De la Redacción
Estados Unidos está evaluando la posibilidad de aplicar la pena de muerte a seis de los 29 narcotraficantes extraditados por México, entre los que se encuentra el notorio capo Rafael Caro Quintero.
Esta medida se enmarca en las órdenes ejecutivas emitidas por el presidente Donald Trump, que buscan fortalecer la lucha contra el narcotráfico y el crimen organizado transnacional.

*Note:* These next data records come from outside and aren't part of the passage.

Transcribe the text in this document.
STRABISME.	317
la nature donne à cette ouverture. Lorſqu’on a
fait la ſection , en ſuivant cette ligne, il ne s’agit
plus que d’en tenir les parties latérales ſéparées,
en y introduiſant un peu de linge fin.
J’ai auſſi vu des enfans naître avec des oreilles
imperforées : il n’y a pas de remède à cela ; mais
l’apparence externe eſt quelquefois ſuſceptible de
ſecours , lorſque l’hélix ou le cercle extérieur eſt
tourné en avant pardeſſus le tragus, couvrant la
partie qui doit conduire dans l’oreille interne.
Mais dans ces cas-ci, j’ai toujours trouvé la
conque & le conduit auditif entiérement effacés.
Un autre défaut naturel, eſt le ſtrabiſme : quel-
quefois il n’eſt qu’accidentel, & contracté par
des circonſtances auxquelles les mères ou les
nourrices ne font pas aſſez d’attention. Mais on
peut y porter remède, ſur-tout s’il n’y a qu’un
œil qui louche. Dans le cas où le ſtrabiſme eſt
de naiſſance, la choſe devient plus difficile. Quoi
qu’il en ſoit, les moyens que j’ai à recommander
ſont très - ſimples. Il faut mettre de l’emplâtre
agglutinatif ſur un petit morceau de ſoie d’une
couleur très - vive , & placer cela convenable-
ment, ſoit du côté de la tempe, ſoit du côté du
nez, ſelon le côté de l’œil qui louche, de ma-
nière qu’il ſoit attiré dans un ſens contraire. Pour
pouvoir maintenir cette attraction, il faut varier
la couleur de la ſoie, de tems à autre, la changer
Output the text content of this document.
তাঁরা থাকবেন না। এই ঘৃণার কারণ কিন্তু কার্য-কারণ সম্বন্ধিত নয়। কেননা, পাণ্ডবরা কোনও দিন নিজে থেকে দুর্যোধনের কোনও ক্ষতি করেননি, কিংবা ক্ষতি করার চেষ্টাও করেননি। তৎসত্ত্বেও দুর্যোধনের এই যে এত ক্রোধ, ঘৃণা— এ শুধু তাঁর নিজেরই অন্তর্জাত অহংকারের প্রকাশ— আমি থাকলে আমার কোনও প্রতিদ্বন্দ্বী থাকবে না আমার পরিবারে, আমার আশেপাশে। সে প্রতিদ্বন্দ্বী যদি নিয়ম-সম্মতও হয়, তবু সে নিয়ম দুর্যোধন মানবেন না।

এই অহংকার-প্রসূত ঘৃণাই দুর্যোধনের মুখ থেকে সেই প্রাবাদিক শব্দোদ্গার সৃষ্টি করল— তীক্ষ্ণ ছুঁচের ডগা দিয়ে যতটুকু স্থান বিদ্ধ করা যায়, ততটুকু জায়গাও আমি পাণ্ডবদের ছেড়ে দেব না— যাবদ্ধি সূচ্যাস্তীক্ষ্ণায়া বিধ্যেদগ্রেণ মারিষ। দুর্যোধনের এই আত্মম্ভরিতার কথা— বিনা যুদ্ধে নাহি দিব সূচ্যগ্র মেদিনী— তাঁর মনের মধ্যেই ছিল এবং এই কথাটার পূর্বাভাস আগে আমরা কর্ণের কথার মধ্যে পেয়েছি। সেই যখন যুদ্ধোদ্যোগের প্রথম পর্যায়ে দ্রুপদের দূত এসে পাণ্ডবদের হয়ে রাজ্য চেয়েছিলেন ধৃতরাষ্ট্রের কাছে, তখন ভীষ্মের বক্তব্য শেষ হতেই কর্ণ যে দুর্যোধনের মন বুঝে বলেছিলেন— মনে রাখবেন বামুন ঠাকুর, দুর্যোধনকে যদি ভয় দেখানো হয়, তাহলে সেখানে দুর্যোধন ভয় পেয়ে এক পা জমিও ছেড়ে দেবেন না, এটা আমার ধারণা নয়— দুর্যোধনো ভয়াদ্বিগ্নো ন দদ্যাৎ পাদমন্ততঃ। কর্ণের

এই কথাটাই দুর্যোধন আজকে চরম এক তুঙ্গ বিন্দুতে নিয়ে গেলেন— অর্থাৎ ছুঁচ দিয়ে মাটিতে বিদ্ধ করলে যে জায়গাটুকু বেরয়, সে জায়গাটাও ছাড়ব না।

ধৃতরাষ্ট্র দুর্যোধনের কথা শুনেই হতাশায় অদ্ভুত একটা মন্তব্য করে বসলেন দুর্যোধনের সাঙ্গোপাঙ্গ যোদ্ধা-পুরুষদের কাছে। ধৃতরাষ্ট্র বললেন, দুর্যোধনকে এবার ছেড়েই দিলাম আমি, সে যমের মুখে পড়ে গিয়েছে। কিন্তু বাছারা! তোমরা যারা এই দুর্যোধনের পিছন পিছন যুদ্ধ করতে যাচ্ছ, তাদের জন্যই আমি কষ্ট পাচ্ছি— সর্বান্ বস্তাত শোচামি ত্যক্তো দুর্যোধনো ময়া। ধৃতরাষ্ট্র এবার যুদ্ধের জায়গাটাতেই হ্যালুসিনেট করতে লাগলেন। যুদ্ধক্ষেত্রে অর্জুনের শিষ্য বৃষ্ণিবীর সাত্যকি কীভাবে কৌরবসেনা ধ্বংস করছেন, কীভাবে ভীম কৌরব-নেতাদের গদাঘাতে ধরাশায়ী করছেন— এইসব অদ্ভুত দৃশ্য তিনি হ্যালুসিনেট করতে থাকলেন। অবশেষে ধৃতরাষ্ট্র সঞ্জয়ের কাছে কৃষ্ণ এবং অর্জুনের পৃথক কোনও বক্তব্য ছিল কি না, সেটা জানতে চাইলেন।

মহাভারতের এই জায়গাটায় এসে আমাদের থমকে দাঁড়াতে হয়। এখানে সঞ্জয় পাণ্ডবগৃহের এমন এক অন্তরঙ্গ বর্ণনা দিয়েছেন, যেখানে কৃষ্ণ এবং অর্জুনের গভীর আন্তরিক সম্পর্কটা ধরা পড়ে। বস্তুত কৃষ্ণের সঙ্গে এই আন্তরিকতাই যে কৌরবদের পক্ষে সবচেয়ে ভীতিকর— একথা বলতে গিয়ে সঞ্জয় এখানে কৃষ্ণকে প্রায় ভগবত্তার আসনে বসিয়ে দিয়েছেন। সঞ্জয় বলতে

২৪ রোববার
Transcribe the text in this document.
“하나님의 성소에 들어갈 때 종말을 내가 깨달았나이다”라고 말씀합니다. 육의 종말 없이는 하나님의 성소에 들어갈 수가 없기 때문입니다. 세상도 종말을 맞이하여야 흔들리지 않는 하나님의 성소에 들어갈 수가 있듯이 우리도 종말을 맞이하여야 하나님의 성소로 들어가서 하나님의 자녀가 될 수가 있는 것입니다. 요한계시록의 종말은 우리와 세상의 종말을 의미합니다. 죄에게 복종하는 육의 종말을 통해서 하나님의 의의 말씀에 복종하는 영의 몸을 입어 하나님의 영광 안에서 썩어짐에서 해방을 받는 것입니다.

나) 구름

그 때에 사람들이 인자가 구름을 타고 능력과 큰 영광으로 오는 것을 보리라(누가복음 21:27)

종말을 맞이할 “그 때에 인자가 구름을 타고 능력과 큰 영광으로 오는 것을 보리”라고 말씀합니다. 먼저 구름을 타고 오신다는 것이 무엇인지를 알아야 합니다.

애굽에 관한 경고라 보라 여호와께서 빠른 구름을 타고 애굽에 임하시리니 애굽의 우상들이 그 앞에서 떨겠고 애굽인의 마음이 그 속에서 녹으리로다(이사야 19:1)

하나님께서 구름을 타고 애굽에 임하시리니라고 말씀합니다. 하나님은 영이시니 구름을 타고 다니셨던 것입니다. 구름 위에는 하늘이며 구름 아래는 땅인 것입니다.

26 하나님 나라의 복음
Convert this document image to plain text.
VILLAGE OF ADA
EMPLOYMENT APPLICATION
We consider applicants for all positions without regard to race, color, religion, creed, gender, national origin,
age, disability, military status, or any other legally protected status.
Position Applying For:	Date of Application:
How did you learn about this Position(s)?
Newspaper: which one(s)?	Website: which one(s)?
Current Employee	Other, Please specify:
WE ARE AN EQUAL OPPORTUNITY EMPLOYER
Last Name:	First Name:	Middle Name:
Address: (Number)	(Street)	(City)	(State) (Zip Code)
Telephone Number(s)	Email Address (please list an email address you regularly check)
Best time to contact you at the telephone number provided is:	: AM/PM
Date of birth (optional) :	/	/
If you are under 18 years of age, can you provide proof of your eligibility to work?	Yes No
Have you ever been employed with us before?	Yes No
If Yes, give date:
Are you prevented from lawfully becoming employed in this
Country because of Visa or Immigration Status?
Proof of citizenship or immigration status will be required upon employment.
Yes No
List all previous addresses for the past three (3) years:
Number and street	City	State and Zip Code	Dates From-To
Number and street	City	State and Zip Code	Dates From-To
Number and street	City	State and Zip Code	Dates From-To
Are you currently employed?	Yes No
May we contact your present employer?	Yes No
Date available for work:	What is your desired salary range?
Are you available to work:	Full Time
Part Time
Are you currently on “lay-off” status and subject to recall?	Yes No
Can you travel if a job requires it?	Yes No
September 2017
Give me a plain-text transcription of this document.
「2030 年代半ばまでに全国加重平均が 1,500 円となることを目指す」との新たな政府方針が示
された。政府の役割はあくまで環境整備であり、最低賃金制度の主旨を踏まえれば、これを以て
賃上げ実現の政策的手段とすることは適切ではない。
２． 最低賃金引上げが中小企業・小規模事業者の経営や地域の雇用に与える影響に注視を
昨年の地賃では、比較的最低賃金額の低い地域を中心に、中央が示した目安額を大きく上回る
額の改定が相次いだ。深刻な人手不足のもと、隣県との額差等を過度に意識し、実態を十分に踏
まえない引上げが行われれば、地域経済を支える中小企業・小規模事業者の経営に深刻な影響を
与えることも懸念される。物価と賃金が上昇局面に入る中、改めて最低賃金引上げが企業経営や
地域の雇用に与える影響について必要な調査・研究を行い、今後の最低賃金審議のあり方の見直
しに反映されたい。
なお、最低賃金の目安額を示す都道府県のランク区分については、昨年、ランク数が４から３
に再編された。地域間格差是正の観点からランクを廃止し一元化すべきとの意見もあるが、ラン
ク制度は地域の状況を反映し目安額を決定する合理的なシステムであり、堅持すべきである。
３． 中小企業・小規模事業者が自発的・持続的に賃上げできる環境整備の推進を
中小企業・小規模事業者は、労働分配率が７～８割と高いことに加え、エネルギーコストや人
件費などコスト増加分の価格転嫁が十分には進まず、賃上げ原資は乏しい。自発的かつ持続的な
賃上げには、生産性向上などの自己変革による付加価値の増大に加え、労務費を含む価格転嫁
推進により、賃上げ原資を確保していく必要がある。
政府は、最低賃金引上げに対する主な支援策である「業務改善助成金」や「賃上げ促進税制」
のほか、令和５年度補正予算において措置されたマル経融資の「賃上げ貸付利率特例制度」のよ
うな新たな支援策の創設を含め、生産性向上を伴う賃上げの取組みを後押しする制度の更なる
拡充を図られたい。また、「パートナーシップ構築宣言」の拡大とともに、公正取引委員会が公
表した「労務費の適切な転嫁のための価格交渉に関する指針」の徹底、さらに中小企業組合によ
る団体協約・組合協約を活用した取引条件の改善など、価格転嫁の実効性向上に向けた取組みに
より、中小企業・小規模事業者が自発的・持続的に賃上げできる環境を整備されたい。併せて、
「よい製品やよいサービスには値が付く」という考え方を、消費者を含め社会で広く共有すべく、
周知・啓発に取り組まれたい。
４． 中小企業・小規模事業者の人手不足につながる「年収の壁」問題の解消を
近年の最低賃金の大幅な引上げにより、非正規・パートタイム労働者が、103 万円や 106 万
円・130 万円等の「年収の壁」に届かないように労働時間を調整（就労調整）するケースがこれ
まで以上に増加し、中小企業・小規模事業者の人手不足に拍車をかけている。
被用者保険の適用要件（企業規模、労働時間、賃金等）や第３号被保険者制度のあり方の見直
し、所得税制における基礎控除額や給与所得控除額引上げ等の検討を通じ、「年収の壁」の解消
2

El Departamento de Justicia de Estados Unidos señaló en un comunicado que las extradiciones responden a los esfuerzos del gobierno actual para cumplir con la Orden Ejecutiva 14157, que designa a los cárteles de la droga como organizaciones terroristas extranjeras (FTO) y terroristas globales especialmente designados (SDGT). Entre los cárteles incluidos en esta categoría se encuentran el Cártel de Sinaloa, el Cártel Jalisco Nueva Generación (CJNG), el Cártel del Noreste (CDN), la Nueva Familia Michoacana (LNFM), el Cártel del Golfo (CDG) y Cárteles Unidos (CU), así como el Tren de Aragua y la Mara Salvatrucha (MS-13).
Además, la Orden Ejecutiva 14164, titulada "Restablecimiento de la Pena de Muerte y Protección de la Seguridad Pública", establece que es política de Estados Unidos aplicar la pena capital en casos que lo ameriten, especialmente aquellos que involucren el asesinato de agentes de la ley o delitos cometidos por extranjeros en situación migratoria irregular.
Casos bajo evaluación
Entre los narcotraficantes extraditados cuyos casos podrían resultar en la pena de muerte o cadena perpetua se encuentran:
II Rafael Caro Quintero, acusado en el Distrito Este de Nueva York.
II José Rodolfo Villarreal Hernández.
II Vicente Carrillo Fuentes.
II Andrés Clark.
II Luis Geraldo Méndez Estevane.
II Aliso Martín Sotelo.
El Departamento de Justicia ha enfatizado que buscará la pena de muerte en casos que involucren crímenes capitales, terrorismo, extorsión y delitos continuos de empresa criminal.
Estas extradiciones ocurrieron el mismo día en que funcionarios mexicanos y estadounidenses se reunieron en Washington D.C. para discutir acciones coordinadas contra el narcotráfico. El objetivo central de este plan es reducir las muertes por fentanilo en Estados Unidos y combatir el tráfico de armas hacia México.
Sin embargo, el comunicado del Departamento de Justicia no menciona agradecimientos al gobierno mexicano por las extradiciones, lo que ha generado tensiones. Martha Bárcena, embajadora eminente de México, recordó que el acuerdo binacional de extradición no permite la pena de muerte, aunque el término "extradición" no fue utilizado oficialmente por ninguno de los dos gobiernos en este caso.